Ankhtifi’s plan did work
, to a degree. Three men who had served Mentuhotep for many years, had accepted bribes from Ankhtifi’s spies, and turned against the Theban king. Despite their loyalty and service, they fell prey to the lure of greed. For even a single tainted seed can sprout and overtake a field, if its soil is fertile enough. And the soil of those three men’s hearts was a fertile breeding ground to the seeds of treachery sown by Ankhtifi’s spies. Promises of riches, land, and power can prove too great a temptation for even the most stouthearted of men; promises which assured them prosperity once the kingdoms were reunited under King Khety’s rule. So the three men turned against Mentuhotep, giving in to the temptation that overwhelmed them like an insidious vine strangling a tree.

 

 

A
small force of mercenaries had joined Mentuhotep’s army the previous year under the pretense of serving the Theban king. They were a diverse group of men including Kushites from the southernmost regions of Kush, and nomadic tribes which had been assimilated from settlements bordering the Sea of Reeds. The three traitors oversaw the training of these mercenaries who had been promised much wealth and riches upon the successful completion of their mission to assassinate the king—a mission that seemed almost impossible to Mentuhotep’s enemies, until now.

The
mercenaries trained hard, proving themselves in battle, and gaining the confidence and recommendation of Qeb himself. And with the passing of time, the poison within the Theban ranks spread as a disease, polluting more of the men, and turning them against the king.

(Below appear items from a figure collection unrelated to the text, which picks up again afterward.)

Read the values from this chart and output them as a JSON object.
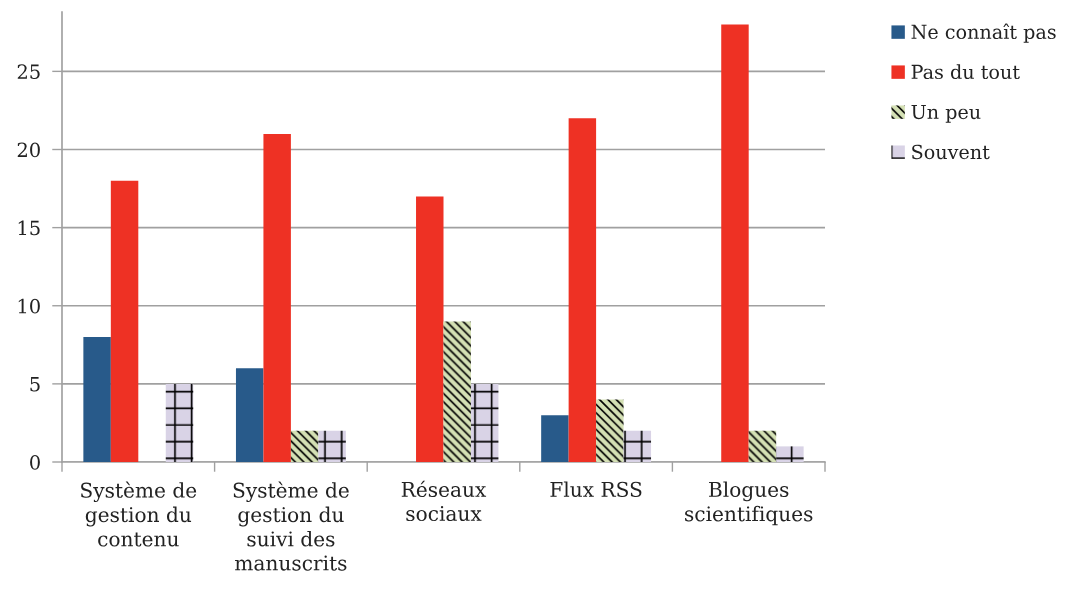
{
  "chart_data": {
    "type": "bar",
    "categories": [
      "Système de\ngestion du\ncontenu",
      "Système de\ngestion du\nsuivi des\nmanuscrits",
      "Réseaux\nsociaux",
      "Flux RSS",
      "Blogues\nscientifiques"
    ],
    "series": [
      {
        "name": "Ne connaît pas",
        "color": "#285a8a",
        "values": [
          8,
          6,
          0,
          3,
          0
        ]
      },
      {
        "name": "Pas du tout",
        "color": "#ee3124",
        "values": [
          18,
          21,
          17,
          22,
          28
        ]
      },
      {
        "name": "Un peu",
        "color": "#d4e0b4",
        "values": [
          0,
          2,
          9,
          4,
          2
        ]
      },
      {
        "name": "Souvent",
        "color": "#d9d3e6",
        "values": [
          5,
          2,
          5,
          2,
          1
        ]
      }
    ],
    "ylim": [
      0,
      28.8
    ],
    "yticks": [
      0,
      5,
      10,
      15,
      20,
      25
    ],
    "grid": "y",
    "legend": "right"
  }
}
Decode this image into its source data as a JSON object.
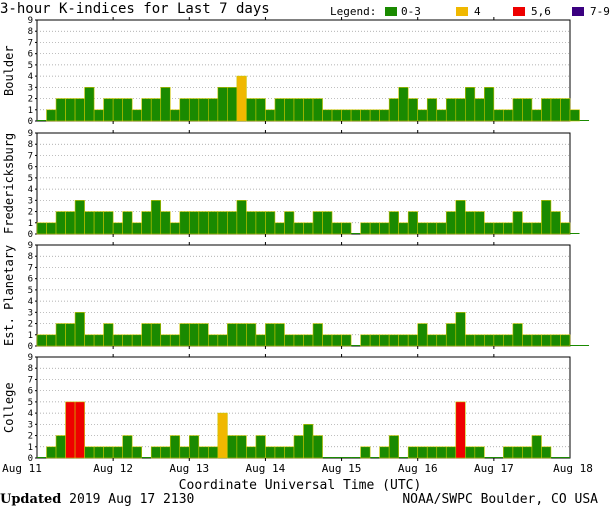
{
  "title": "3-hour K-indices for Last 7 days",
  "legend": {
    "label": "Legend:",
    "items": [
      {
        "text": "0-3",
        "color": "#1a8a00"
      },
      {
        "text": "4",
        "color": "#f0b800"
      },
      {
        "text": "5,6",
        "color": "#ee0000"
      },
      {
        "text": "7-9",
        "color": "#3b0080"
      }
    ]
  },
  "x_axis": {
    "title": "Coordinate Universal Time (UTC)",
    "labels": [
      "Aug 11",
      "Aug 12",
      "Aug 13",
      "Aug 14",
      "Aug 15",
      "Aug 16",
      "Aug 17",
      "Aug 18"
    ]
  },
  "footer": {
    "updated_label": "Updated",
    "updated_value": "2019 Aug 17 2130",
    "credit": "NOAA/SWPC Boulder, CO USA"
  },
  "chart_data": [
    {
      "type": "bar",
      "station": "Boulder",
      "ylim": [
        0,
        9
      ],
      "ytick_labels": [
        "0",
        "1",
        "2",
        "3",
        "4",
        "5",
        "6",
        "7",
        "8",
        "9"
      ],
      "values": [
        0,
        1,
        2,
        2,
        2,
        3,
        1,
        2,
        2,
        2,
        1,
        2,
        2,
        3,
        1,
        2,
        2,
        2,
        2,
        3,
        3,
        4,
        2,
        2,
        1,
        2,
        2,
        2,
        2,
        2,
        1,
        1,
        1,
        1,
        1,
        1,
        1,
        2,
        3,
        2,
        1,
        2,
        1,
        2,
        2,
        3,
        2,
        3,
        1,
        1,
        2,
        2,
        1,
        2,
        2,
        2,
        1,
        0
      ]
    },
    {
      "type": "bar",
      "station": "Fredericksburg",
      "ylim": [
        0,
        9
      ],
      "ytick_labels": [
        "0",
        "1",
        "2",
        "3",
        "4",
        "5",
        "6",
        "7",
        "8",
        "9"
      ],
      "values": [
        1,
        1,
        2,
        2,
        3,
        2,
        2,
        2,
        1,
        2,
        1,
        2,
        3,
        2,
        1,
        2,
        2,
        2,
        2,
        2,
        2,
        3,
        2,
        2,
        2,
        1,
        2,
        1,
        1,
        2,
        2,
        1,
        1,
        0,
        1,
        1,
        1,
        2,
        1,
        2,
        1,
        1,
        1,
        2,
        3,
        2,
        2,
        1,
        1,
        1,
        2,
        1,
        1,
        3,
        2,
        1,
        0
      ]
    },
    {
      "type": "bar",
      "station": "Est. Planetary",
      "ylim": [
        0,
        9
      ],
      "ytick_labels": [
        "0",
        "1",
        "2",
        "3",
        "4",
        "5",
        "6",
        "7",
        "8",
        "9"
      ],
      "values": [
        1,
        1,
        2,
        2,
        3,
        1,
        1,
        2,
        1,
        1,
        1,
        2,
        2,
        1,
        1,
        2,
        2,
        2,
        1,
        1,
        2,
        2,
        2,
        1,
        2,
        2,
        1,
        1,
        1,
        2,
        1,
        1,
        1,
        0,
        1,
        1,
        1,
        1,
        1,
        1,
        2,
        1,
        1,
        2,
        3,
        1,
        1,
        1,
        1,
        1,
        2,
        1,
        1,
        1,
        1,
        1,
        0,
        0
      ]
    },
    {
      "type": "bar",
      "station": "College",
      "ylim": [
        0,
        9
      ],
      "ytick_labels": [
        "0",
        "1",
        "2",
        "3",
        "4",
        "5",
        "6",
        "7",
        "8",
        "9"
      ],
      "values": [
        0,
        1,
        2,
        5,
        5,
        1,
        1,
        1,
        1,
        2,
        1,
        0,
        1,
        1,
        2,
        1,
        2,
        1,
        1,
        4,
        2,
        2,
        1,
        2,
        1,
        1,
        1,
        2,
        3,
        2,
        0,
        0,
        0,
        0,
        1,
        0,
        1,
        2,
        0,
        1,
        1,
        1,
        1,
        1,
        5,
        1,
        1,
        0,
        0,
        1,
        1,
        1,
        2,
        1,
        0,
        0
      ]
    }
  ]
}
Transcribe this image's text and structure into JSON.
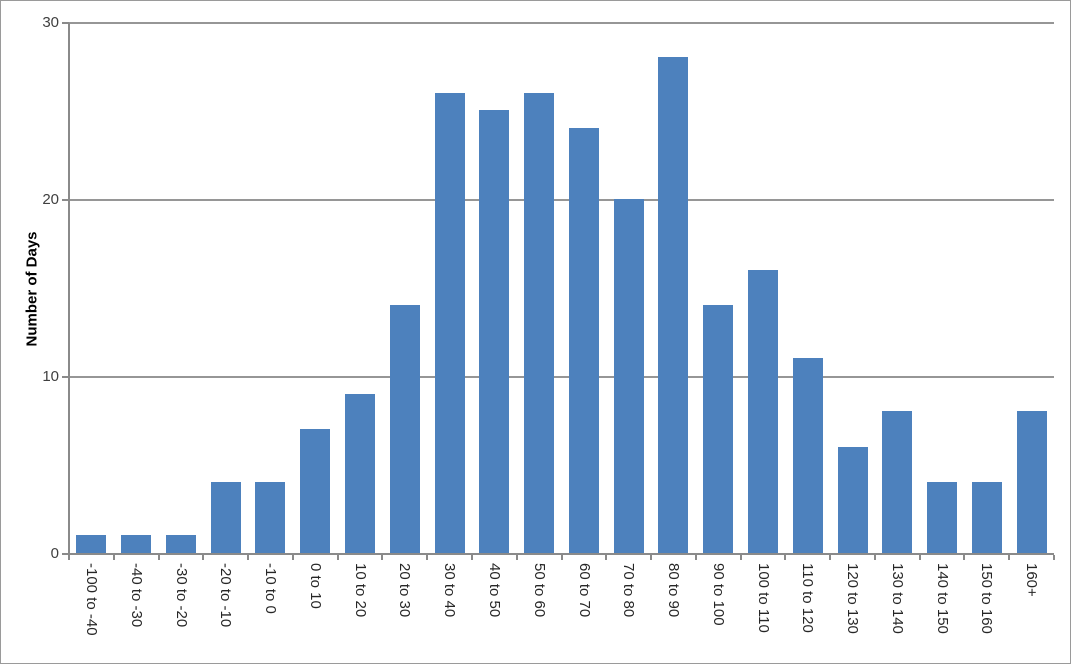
{
  "chart_data": {
    "type": "bar",
    "title": "",
    "xlabel": "",
    "ylabel": "Number of Days",
    "ylim": [
      0,
      30
    ],
    "yticks": [
      0,
      10,
      20,
      30
    ],
    "categories": [
      "-100 to -40",
      "-40 to -30",
      "-30 to -20",
      "-20 to -10",
      "-10 to 0",
      "0 to 10",
      "10 to 20",
      "20 to 30",
      "30 to 40",
      "40 to 50",
      "50 to 60",
      "60 to 70",
      "70 to 80",
      "80 to 90",
      "90 to 100",
      "100 to 110",
      "110 to 120",
      "120 to 130",
      "130 to 140",
      "140 to 150",
      "150 to 160",
      "160+"
    ],
    "values": [
      1,
      1,
      1,
      4,
      4,
      7,
      9,
      14,
      26,
      25,
      26,
      24,
      20,
      28,
      14,
      16,
      11,
      6,
      8,
      4,
      4,
      8
    ],
    "bar_color": "#4d81bd",
    "grid": true,
    "grid_color": "#969696",
    "axis_color": "#8a8a8a",
    "frame_border_color": "#9a9a9a",
    "legend": false,
    "x_label_rotation": "vertical-top-to-bottom"
  }
}
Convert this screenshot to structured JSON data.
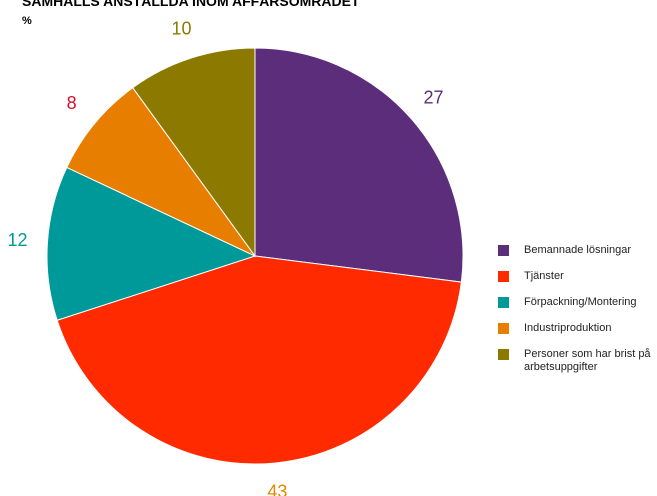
{
  "chart_data": {
    "type": "pie",
    "title": "SAMHALLS ANSTÄLLDA INOM AFFÄRSOMRÅDET",
    "subtitle": "%",
    "categories": [
      "Bemannade lösningar",
      "Tjänster",
      "Förpackning/Montering",
      "Industriproduktion",
      "Personer som har brist på arbetsuppgifter"
    ],
    "values": [
      27,
      43,
      12,
      8,
      10
    ],
    "colors": [
      "#5c2d7a",
      "#ff2a00",
      "#009999",
      "#e87e00",
      "#8c7a00"
    ],
    "label_colors": [
      "#5c2d7a",
      "#e08a00",
      "#009999",
      "#d0102e",
      "#8c7a00"
    ],
    "legend": "right"
  }
}
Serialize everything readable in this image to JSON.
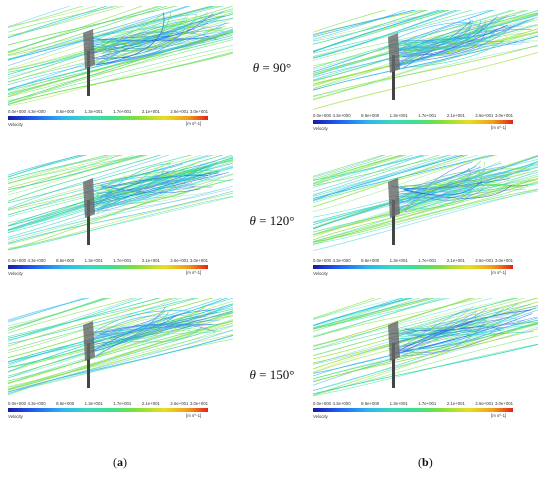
{
  "legend": {
    "ticks": [
      "0.0e+000",
      "4.3e+000",
      "8.6e+000",
      "1.3e+001",
      "1.7e+001",
      "2.1e+001",
      "2.6e+001",
      "3.0e+001"
    ],
    "variable": "Velocity",
    "unit": "[m s^-1]",
    "colors": [
      "#1a1aa8",
      "#1c5cf0",
      "#2fb6f0",
      "#39d9c0",
      "#3fe08a",
      "#7fe03a",
      "#e6e020",
      "#f29c1a",
      "#e22418"
    ]
  },
  "angles": [
    {
      "symbol": "θ",
      "value": " = 90°"
    },
    {
      "symbol": "θ",
      "value": " = 120°"
    },
    {
      "symbol": "θ",
      "value": " = 150°"
    }
  ],
  "subfigures": {
    "a": "a",
    "b": "b"
  }
}
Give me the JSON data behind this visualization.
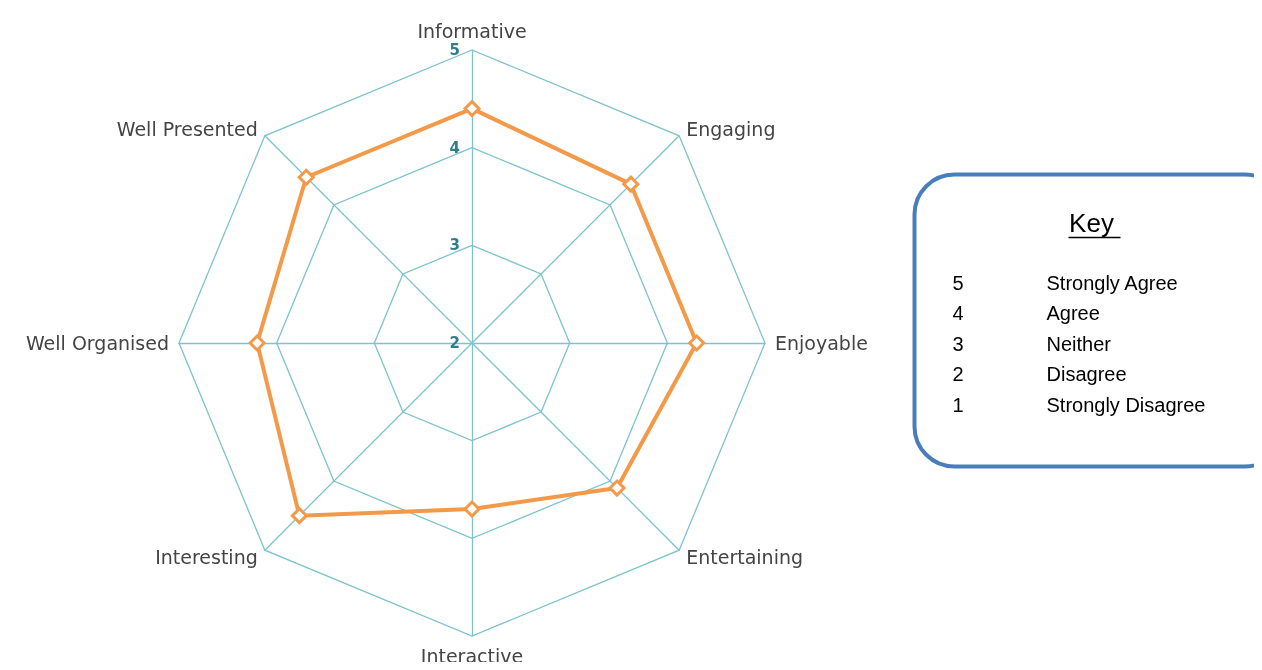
{
  "chart_data": {
    "type": "radar",
    "categories": [
      "Informative",
      "Engaging",
      "Enjoyable",
      "Entertaining",
      "Interactive",
      "Interesting",
      "Well Organised",
      "Well Presented"
    ],
    "series": [
      {
        "color": "#f39a4a",
        "values": [
          4.4,
          4.3,
          4.3,
          4.1,
          3.7,
          4.5,
          4.2,
          4.4
        ]
      }
    ],
    "ylim": [
      2,
      5
    ],
    "yticks": [
      2,
      3,
      4,
      5
    ],
    "marker": "diamond",
    "annotations": [
      "Key",
      "5 Strongly Agree",
      "4 Agree",
      "3 Neither",
      "2 Disagree",
      "1 Strongly Disagree"
    ]
  }
}
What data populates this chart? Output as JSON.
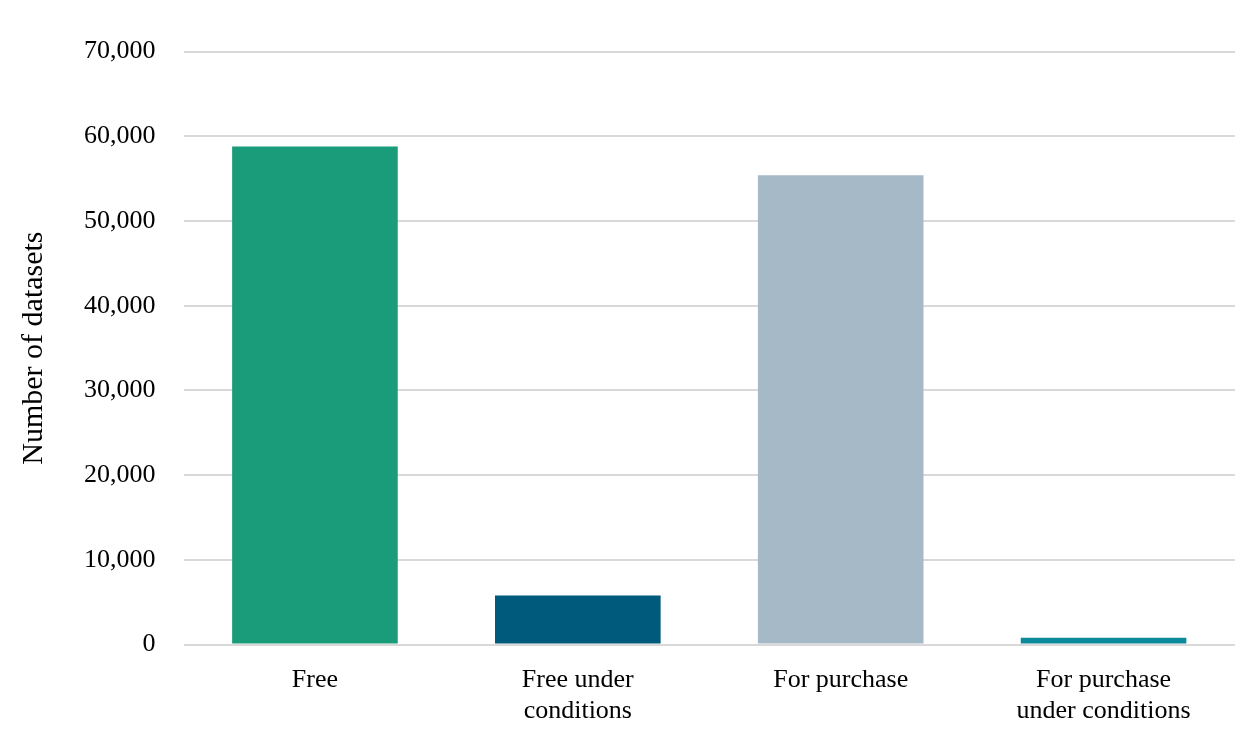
{
  "chart_data": {
    "type": "bar",
    "ylabel": "Number of datasets",
    "categories": [
      "Free",
      "Free under conditions",
      "For purchase",
      "For purchase under conditions"
    ],
    "values": [
      58800,
      5800,
      55400,
      800
    ],
    "colors": [
      "#1a9c7b",
      "#005a7c",
      "#a5b9c6",
      "#0d8a99"
    ],
    "ylim": [
      0,
      70000
    ],
    "yticks": [
      0,
      {
        "value": 10000,
        "label": "10,000"
      },
      {
        "value": 20000,
        "label": "20,000"
      },
      {
        "value": 30000,
        "label": "30,000"
      },
      {
        "value": 40000,
        "label": "40,000"
      },
      {
        "value": 50000,
        "label": "50,000"
      },
      {
        "value": 60000,
        "label": "60,000"
      },
      {
        "value": 70000,
        "label": "70,000"
      }
    ],
    "grid": "y",
    "legend": false
  }
}
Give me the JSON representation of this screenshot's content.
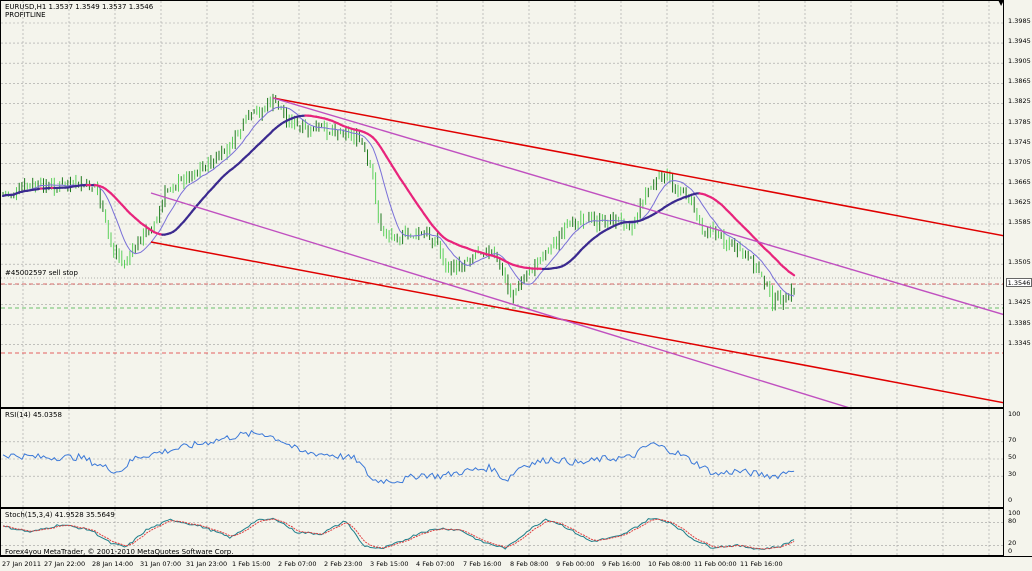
{
  "header": {
    "symbol_line": "EURUSD,H1  1.3537 1.3549 1.3537 1.3546",
    "indicator_name": "PROFITLINE"
  },
  "order_label": "#45002597 sell stop",
  "current_price": "1.3546",
  "rsi": {
    "label": "RSI(14) 45.0358",
    "ticks": [
      "100",
      "70",
      "50",
      "30",
      "0"
    ]
  },
  "stoch": {
    "label": "Stoch(15,3,4) 41.9528 35.5649",
    "ticks": [
      "100",
      "80",
      "20",
      "0"
    ]
  },
  "copyright": "Forex4you MetaTrader, © 2001-2010 MetaQuotes Software Corp.",
  "price_axis": [
    "1.3985",
    "1.3945",
    "1.3905",
    "1.3865",
    "1.3825",
    "1.3785",
    "1.3745",
    "1.3705",
    "1.3665",
    "1.3625",
    "1.3585",
    "1.3546",
    "1.3505",
    "1.3465",
    "1.3425",
    "1.3385",
    "1.3345"
  ],
  "time_axis": [
    "27 Jan 2011",
    "27 Jan 22:00",
    "28 Jan 14:00",
    "31 Jan 07:00",
    "31 Jan 23:00",
    "1 Feb 15:00",
    "2 Feb 07:00",
    "2 Feb 23:00",
    "3 Feb 15:00",
    "4 Feb 07:00",
    "7 Feb 16:00",
    "8 Feb 08:00",
    "9 Feb 00:00",
    "9 Feb 16:00",
    "10 Feb 08:00",
    "11 Feb 00:00",
    "11 Feb 16:00"
  ],
  "colors": {
    "background": "#f4f4ec",
    "grid": "#a0a0a0",
    "candle": "#1f7a1f",
    "candle_alt": "#5ad05a",
    "ma_fast": "#3b2a8f",
    "ma_slow": "#e8247c",
    "channel_red": "#e00000",
    "channel_violet": "#c050c0",
    "rsi_line": "#3a78d8",
    "stoch_main": "#1e7e8a",
    "stoch_signal": "#e04040"
  }
}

No one was aware of the contagion brewing from within.
No one knew of the secret communication passing between the Kushites and the traitors in Swentet, as the Kushites prepared to send a small army to ambush the king. The enemy was patient, biding their time and keeping their intentions well hidden as they continued to fight and train diligently.

Khu
had not been around for much for the men’s training, and was stationed north in order to secure those settlements lying between Ipu and Gebtu; something he would later regret upon learning of the attack.

 

 

The
vicious attack came in the earliest hours of dawn, when a spectral light steeped the camp in ghoulish shades. The sickle moon hanging low over the sand dunes beyond the floodplain had disappeared from sight, as though the moon-god Khonsu had turned his face away in shame. Most of Mentuhotep’s troops were fast asleep in the mud-brick barracks of the camp, as well as in tents spreading out beyond the floodplain. More than two seasons—about nine courses of the moon—had passed since their last skirmish, and the men had been lulled into a false sense of security. One by one, under a somber sky, the Kushite warriors that had infiltrated Egypt from the south, tread like hyenas on the prowl. With their bows and arrows in hand, they advanced quickly and methodically, surrounding Mentuhotep’s camp, as they lay in ambush waiting for the signal to attack.